When people think industry, they think massive systems, uncontrolled pollution, toxic waste and energy intensive processes. Even recycling, which is proactively saving the planet, the perception is of large, industrial, polluting and energy intensive operations that are located away from the population. The reality is, when you come to lead acid battery recycling, current smelting techniques do require massive amounts of energy, and do result in large scale pollution and contamination if not controlled adequately. Unfortunately formal recycling in less developed regions often pays little regard to environmental controls as they simply cannot afford the additional costs associated with proper provision. As a result, highly polluting smelters are let loose on the environment, spewing toxic SOx and NOx as well as vast amounts of CO2 – a deadly cocktail.

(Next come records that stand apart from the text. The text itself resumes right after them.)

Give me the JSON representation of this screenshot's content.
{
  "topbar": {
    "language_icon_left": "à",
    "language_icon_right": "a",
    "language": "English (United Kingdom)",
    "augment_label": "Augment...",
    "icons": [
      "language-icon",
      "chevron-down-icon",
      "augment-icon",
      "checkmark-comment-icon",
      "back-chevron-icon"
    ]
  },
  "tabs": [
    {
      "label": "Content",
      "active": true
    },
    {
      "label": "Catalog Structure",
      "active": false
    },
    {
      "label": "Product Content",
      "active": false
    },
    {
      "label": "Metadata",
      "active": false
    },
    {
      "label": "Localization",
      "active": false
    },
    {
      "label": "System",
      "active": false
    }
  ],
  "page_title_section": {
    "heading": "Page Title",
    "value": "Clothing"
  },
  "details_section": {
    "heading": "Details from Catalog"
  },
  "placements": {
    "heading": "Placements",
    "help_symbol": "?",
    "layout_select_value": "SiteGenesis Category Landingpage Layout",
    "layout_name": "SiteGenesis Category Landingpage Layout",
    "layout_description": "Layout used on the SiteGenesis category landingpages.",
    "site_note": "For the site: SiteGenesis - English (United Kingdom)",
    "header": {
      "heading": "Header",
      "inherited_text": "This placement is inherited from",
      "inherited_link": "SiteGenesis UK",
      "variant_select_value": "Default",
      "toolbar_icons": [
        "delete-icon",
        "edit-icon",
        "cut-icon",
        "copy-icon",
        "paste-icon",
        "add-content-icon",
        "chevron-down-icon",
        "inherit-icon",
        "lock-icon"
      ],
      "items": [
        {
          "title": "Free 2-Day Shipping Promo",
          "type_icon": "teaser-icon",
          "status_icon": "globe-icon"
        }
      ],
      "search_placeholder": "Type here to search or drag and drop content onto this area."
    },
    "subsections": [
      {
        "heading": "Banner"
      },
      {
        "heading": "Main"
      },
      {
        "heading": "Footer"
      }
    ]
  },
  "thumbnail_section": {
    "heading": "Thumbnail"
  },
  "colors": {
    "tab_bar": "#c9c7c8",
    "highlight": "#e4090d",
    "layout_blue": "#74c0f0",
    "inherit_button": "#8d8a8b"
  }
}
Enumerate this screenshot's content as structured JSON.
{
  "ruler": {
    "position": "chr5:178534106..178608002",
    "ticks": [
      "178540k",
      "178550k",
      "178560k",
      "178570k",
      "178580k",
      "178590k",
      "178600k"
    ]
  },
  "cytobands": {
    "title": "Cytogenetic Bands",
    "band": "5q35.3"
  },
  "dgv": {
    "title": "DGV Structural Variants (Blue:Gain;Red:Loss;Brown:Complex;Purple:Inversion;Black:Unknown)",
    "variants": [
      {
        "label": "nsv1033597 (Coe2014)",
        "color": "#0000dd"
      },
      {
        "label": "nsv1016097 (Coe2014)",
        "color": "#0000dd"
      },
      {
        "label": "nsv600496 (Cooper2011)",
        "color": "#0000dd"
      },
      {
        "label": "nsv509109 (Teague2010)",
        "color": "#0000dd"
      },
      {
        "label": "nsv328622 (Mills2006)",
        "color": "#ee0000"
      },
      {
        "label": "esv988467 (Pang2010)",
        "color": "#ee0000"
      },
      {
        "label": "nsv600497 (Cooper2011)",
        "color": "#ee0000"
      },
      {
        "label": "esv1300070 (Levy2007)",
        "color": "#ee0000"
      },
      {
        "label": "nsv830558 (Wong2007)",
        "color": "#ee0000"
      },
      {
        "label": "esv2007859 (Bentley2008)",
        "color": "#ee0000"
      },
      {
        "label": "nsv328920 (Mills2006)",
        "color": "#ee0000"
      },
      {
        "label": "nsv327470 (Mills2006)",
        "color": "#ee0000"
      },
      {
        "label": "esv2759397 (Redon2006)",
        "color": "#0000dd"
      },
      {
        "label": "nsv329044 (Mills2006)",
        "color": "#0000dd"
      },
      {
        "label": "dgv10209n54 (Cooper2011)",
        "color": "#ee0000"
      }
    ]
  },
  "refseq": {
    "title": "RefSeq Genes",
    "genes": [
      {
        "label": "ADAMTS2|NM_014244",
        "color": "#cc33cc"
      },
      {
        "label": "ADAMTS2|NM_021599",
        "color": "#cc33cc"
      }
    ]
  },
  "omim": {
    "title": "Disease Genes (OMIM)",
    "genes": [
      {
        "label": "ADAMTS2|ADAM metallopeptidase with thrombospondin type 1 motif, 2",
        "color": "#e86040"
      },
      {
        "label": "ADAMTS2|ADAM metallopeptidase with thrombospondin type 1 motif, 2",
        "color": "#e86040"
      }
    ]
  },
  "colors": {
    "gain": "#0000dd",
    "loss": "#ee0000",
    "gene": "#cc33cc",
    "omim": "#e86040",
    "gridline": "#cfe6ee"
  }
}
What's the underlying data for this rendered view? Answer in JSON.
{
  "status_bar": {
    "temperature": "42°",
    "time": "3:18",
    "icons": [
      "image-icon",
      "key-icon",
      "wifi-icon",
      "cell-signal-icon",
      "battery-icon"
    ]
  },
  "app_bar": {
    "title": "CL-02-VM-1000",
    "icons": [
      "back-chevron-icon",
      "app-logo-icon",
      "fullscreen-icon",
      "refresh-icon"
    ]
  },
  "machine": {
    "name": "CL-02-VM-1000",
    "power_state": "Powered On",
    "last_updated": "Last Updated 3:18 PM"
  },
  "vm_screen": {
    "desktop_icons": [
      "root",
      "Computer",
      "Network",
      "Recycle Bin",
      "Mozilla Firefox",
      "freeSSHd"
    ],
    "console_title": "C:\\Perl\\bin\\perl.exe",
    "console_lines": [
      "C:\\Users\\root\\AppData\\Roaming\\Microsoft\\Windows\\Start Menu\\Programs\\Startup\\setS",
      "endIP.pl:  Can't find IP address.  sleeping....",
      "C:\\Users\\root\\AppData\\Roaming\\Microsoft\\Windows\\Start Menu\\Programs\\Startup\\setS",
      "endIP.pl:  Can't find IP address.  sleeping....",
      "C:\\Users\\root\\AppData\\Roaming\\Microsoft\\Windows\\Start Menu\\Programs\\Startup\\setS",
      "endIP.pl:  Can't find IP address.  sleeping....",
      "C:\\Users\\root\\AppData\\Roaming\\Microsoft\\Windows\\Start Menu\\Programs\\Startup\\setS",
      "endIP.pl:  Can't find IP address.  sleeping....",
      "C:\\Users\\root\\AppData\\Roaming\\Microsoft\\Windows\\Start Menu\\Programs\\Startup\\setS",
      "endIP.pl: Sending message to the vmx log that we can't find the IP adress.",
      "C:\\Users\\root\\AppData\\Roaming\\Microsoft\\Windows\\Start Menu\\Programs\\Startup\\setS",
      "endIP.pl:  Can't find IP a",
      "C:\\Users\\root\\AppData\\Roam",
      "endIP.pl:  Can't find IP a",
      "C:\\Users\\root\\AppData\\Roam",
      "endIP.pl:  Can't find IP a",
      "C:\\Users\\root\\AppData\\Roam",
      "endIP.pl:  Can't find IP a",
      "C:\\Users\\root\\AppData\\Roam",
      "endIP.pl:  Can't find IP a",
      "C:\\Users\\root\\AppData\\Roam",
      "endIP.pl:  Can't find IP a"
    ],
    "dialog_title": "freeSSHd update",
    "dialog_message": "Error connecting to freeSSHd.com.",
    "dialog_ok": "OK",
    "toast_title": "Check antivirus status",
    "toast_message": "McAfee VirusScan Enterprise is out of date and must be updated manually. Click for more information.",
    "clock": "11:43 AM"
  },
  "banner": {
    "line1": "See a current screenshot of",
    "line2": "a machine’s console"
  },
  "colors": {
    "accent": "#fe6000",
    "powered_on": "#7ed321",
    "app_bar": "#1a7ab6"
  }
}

In addition, smelting operations require incredible amounts of input in order to achieve sufficient efficiency to make profit. A thriving informal sector that lead to difficulties to collection and an inability to scale to compete with illegal operations means smelting plants simply won’t work in smaller towns and cities. For example, the Indian government legislates that battery manufacturers are required to collect 90% of all their batteries for recycling. They are currently stuck at 40%. Smelting does not work.
So you are left with a highly polluting formal sector that cannot secure supply to afford to pay for environmental controls, and a large scale informal sector polluting and contaminating haphazardly that cannot be reached using current processes.